Lorsque les travaux touchent à l’isolation ou à la performance thermique du logement, par exemple en cas de doublage ou de reprise d’un mur mitoyen dégradé, il peut être utile de vérifier en amont les aides à la rénovation énergétique auxquelles chaque propriétaire peut prétendre.
- Un mur mitoyen sépare deux propriétés et appartient conjointement aux deux voisins
- L’entretien et les réparations se partagent à parts égales, sauf renonciation formelle à la mitoyenneté
- Des indices comme le chaperon ou le mode de financement permettent d’identifier un mur privatif
- Toute construction adossée doit respecter la solidité du mur et l’usage qu’en fait l’autre propriétaire
Peut-on construire ou fixer quelque chose sur un mur mitoyen ?
Chaque copropriétaire du mur peut y adosser une construction, comme un abri ou un appentis, ou y fixer des éléments tels qu’un treillage ou une gouttière, à condition de ne pas compromettre la solidité du mur ni gêner l’usage qu’en fait l’autre propriétaire. Des travaux plus importants, comme une surélévation, nécessitent en revanche l’accord du voisin ou le versement d’une indemnisation.
Que faire si le voisin refuse de participer aux frais ?
- Formalisez votre demande par un courrier recommandé détaillant les travaux nécessaires et leur répartition
- Faites établir des devis précis pour objectiver le montant de la participation demandée
- En cas de refus persistant, un conciliateur de justice ou, à défaut, le tribunal peuvent être saisis pour trancher le litige
Pour les démarches de résolution amiable en cas de désaccord persistant, notre article sur les conflits de voisinage détaille les étapes à suivre.
Questions fréquentes sur la mitoyenneté
Qui paie la mitoyenneté d’un mur lors d’une vente immobilière ?
La mitoyenneté est attachée au mur et non à une personne : elle se transmet automatiquement au nouveau propriétaire lors d’une vente.

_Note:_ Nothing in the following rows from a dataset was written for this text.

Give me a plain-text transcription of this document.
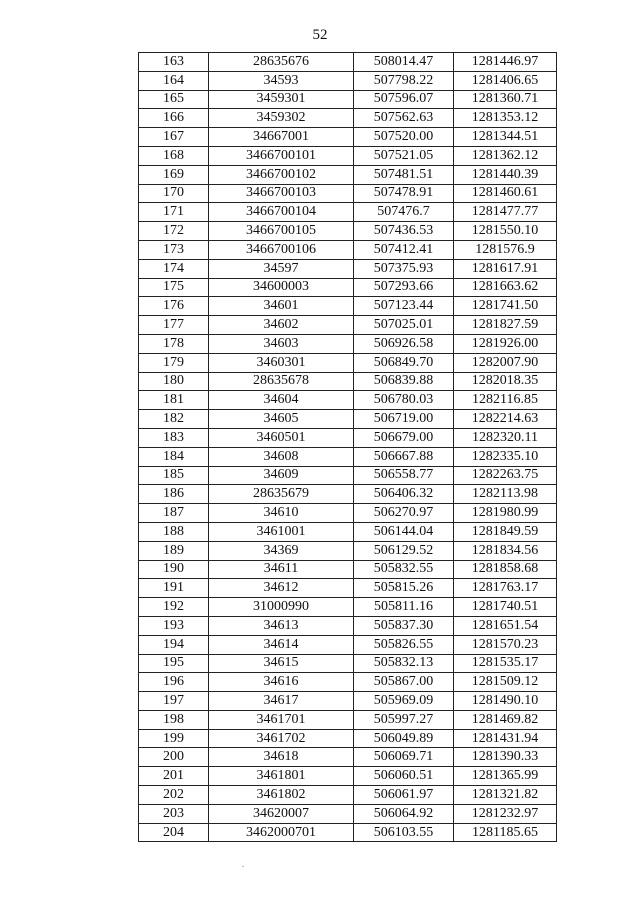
52
163	28635676	508014.47	1281446.97
164	34593	507798.22	1281406.65
165	3459301	507596.07	1281360.71
166	3459302	507562.63	1281353.12
167	34667001	507520.00	1281344.51
168	3466700101	507521.05	1281362.12
169	3466700102	507481.51	1281440.39
170	3466700103	507478.91	1281460.61
171	3466700104	507476.7	1281477.77
172	3466700105	507436.53	1281550.10
173	3466700106	507412.41	1281576.9
174	34597	507375.93	1281617.91
175	34600003	507293.66	1281663.62
176	34601	507123.44	1281741.50
177	34602	507025.01	1281827.59
178	34603	506926.58	1281926.00
179	3460301	506849.70	1282007.90
180	28635678	506839.88	1282018.35
181	34604	506780.03	1282116.85
182	34605	506719.00	1282214.63
183	3460501	506679.00	1282320.11
184	34608	506667.88	1282335.10
185	34609	506558.77	1282263.75
186	28635679	506406.32	1282113.98
187	34610	506270.97	1281980.99
188	3461001	506144.04	1281849.59
189	34369	506129.52	1281834.56
190	34611	505832.55	1281858.68
191	34612	505815.26	1281763.17
192	31000990	505811.16	1281740.51
193	34613	505837.30	1281651.54
194	34614	505826.55	1281570.23
195	34615	505832.13	1281535.17
196	34616	505867.00	1281509.12
197	34617	505969.09	1281490.10
198	3461701	505997.27	1281469.82
199	3461702	506049.89	1281431.94
200	34618	506069.71	1281390.33
201	3461801	506060.51	1281365.99
202	3461802	506061.97	1281321.82
203	34620007	506064.92	1281232.97
204	3462000701	506103.55	1281185.65
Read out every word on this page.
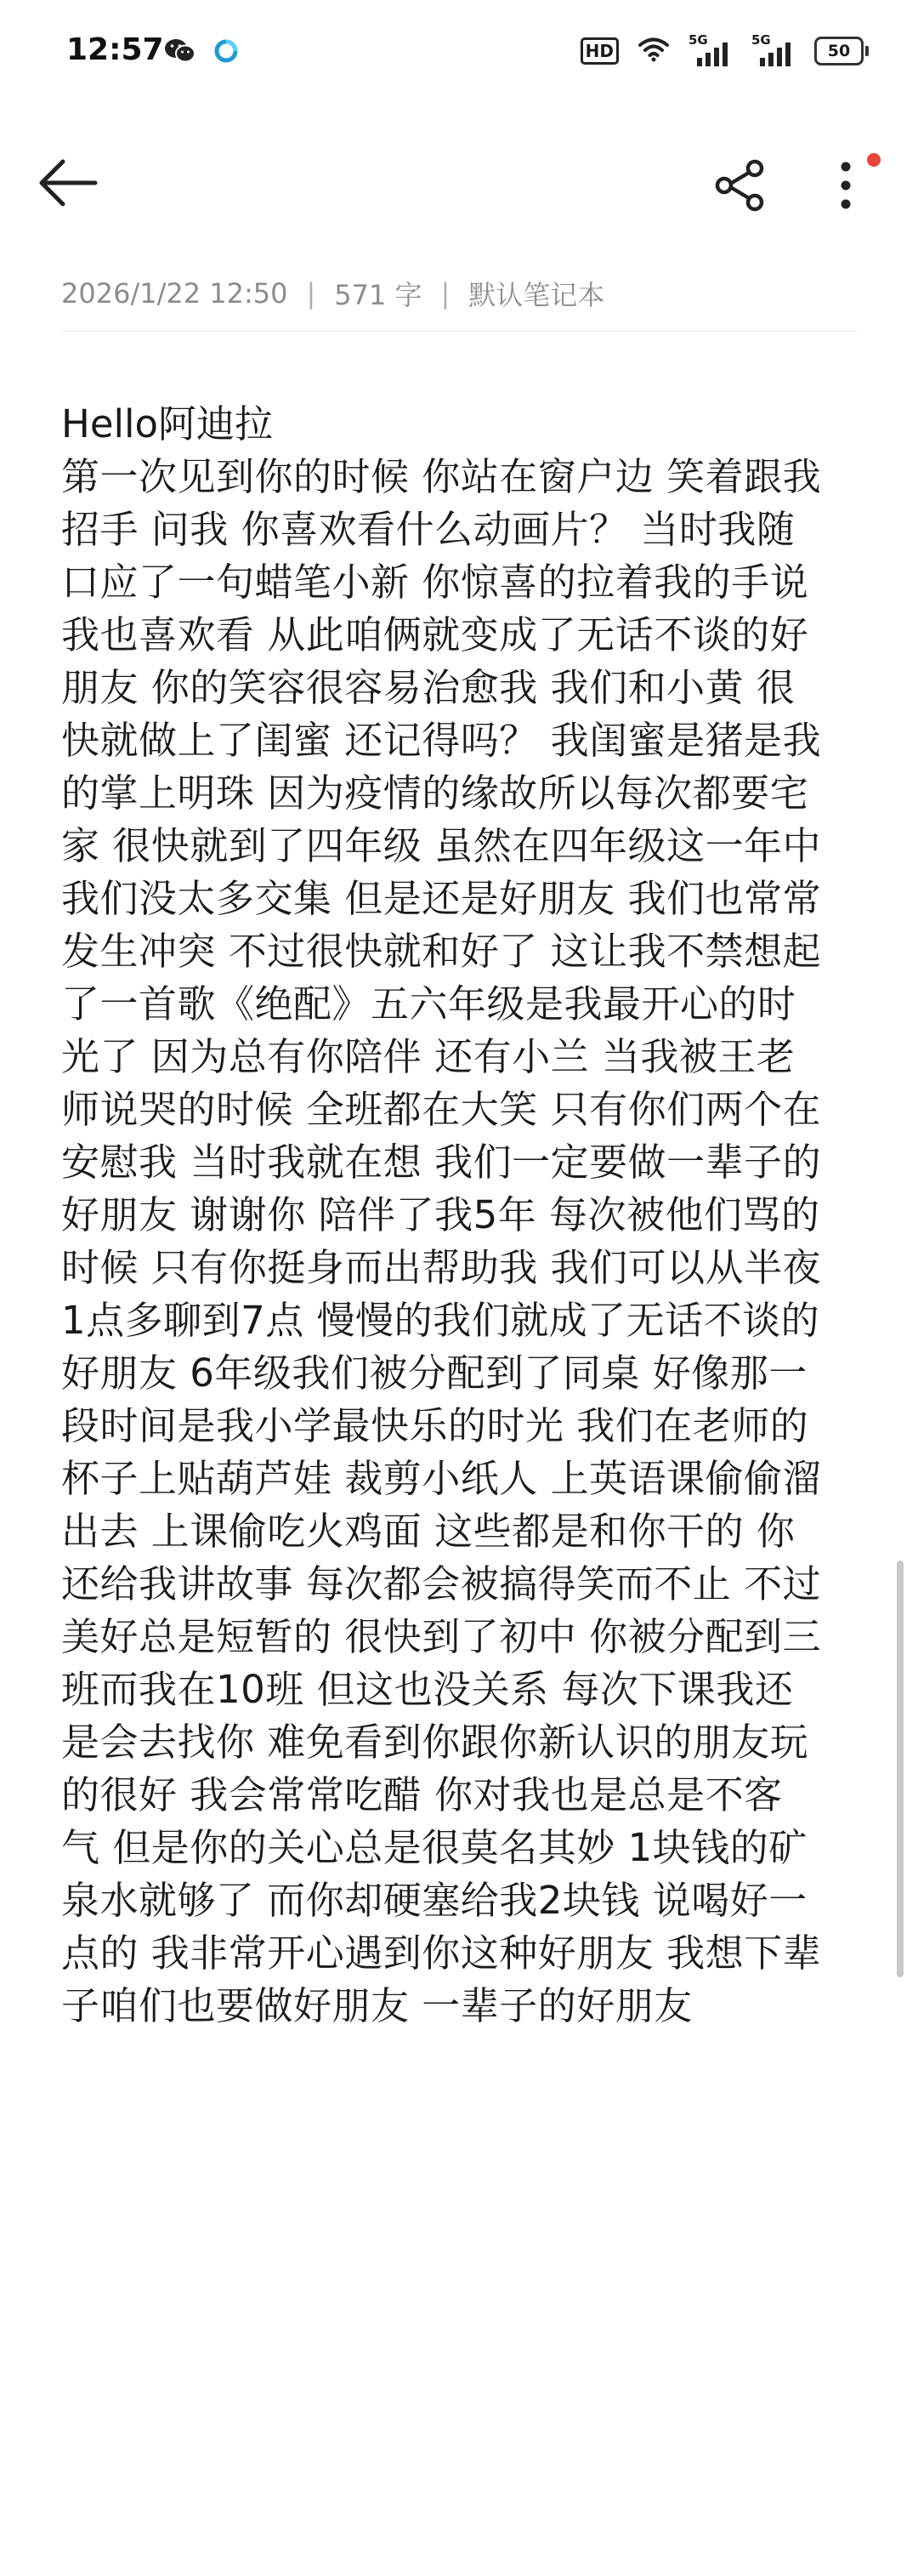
12:57	HD
5G	5G
50
2026/1/22 12:50 | 571 字 | 默认笔记本
Hello阿迪拉
第一次见到你的时候 你站在窗户边 笑着跟我
招手 问我 你喜欢看什么动画片？ 当时我随
口应了一句蜡笔小新 你惊喜的拉着我的手说
我也喜欢看 从此咱俩就变成了无话不谈的好
朋友 你的笑容很容易治愈我 我们和小黄 很
快就做上了闺蜜 还记得吗？ 我闺蜜是猪是我
的掌上明珠 因为疫情的缘故所以每次都要宅
家 很快就到了四年级 虽然在四年级这一年中
我们没太多交集 但是还是好朋友 我们也常常
发生冲突 不过很快就和好了 这让我不禁想起
了一首歌《绝配》五六年级是我最开心的时
光了 因为总有你陪伴 还有小兰 当我被王老
师说哭的时候 全班都在大笑 只有你们两个在
安慰我 当时我就在想 我们一定要做一辈子的
好朋友 谢谢你 陪伴了我5年 每次被他们骂的
时候 只有你挺身而出帮助我 我们可以从半夜
1点多聊到7点 慢慢的我们就成了无话不谈的
好朋友 6年级我们被分配到了同桌 好像那一
段时间是我小学最快乐的时光 我们在老师的
杯子上贴葫芦娃 裁剪小纸人 上英语课偷偷溜
出去 上课偷吃火鸡面 这些都是和你干的 你
还给我讲故事 每次都会被搞得笑而不止 不过
美好总是短暂的 很快到了初中 你被分配到三
班而我在10班 但这也没关系 每次下课我还
是会去找你 难免看到你跟你新认识的朋友玩
的很好 我会常常吃醋 你对我也是总是不客
气 但是你的关心总是很莫名其妙 1块钱的矿
泉水就够了 而你却硬塞给我2块钱 说喝好一
点的 我非常开心遇到你这种好朋友 我想下辈
子咱们也要做好朋友 一辈子的好朋友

Avant de mettre un bien sur le marché, il est conseillé de vérifier l’état du mur mitoyen et d’estimer la valeur de son bien en tenant compte d’éventuels travaux à prévoir.
Peut-on refuser la mitoyenneté d’un mur ?
Oui, un propriétaire peut renoncer à sa part de mitoyenneté, à condition de ne plus utiliser le mur (aucune construction adossée) et de formaliser cette renonciation. Il perd alors tout droit d’usage mais aussi toute obligation d’entretien.
Un mur mitoyen peut-il être démoli ?
La démolition d’un mur mitoyen nécessite en principe l’accord des deux propriétaires, sauf si le mur présente un danger avéré. En l’absence d’accord, seule une décision judiciaire peut trancher.
Comment prouver qu’un mur n’est pas mitoyen ?
Le titre de propriété ou l’acte notarié constituent les preuves les plus solides. À défaut, certains indices architecturaux, comme un chaperon incliné d’un seul côté ou des scellements visibles d’un seul côté du mur, peuvent orienter la présomption.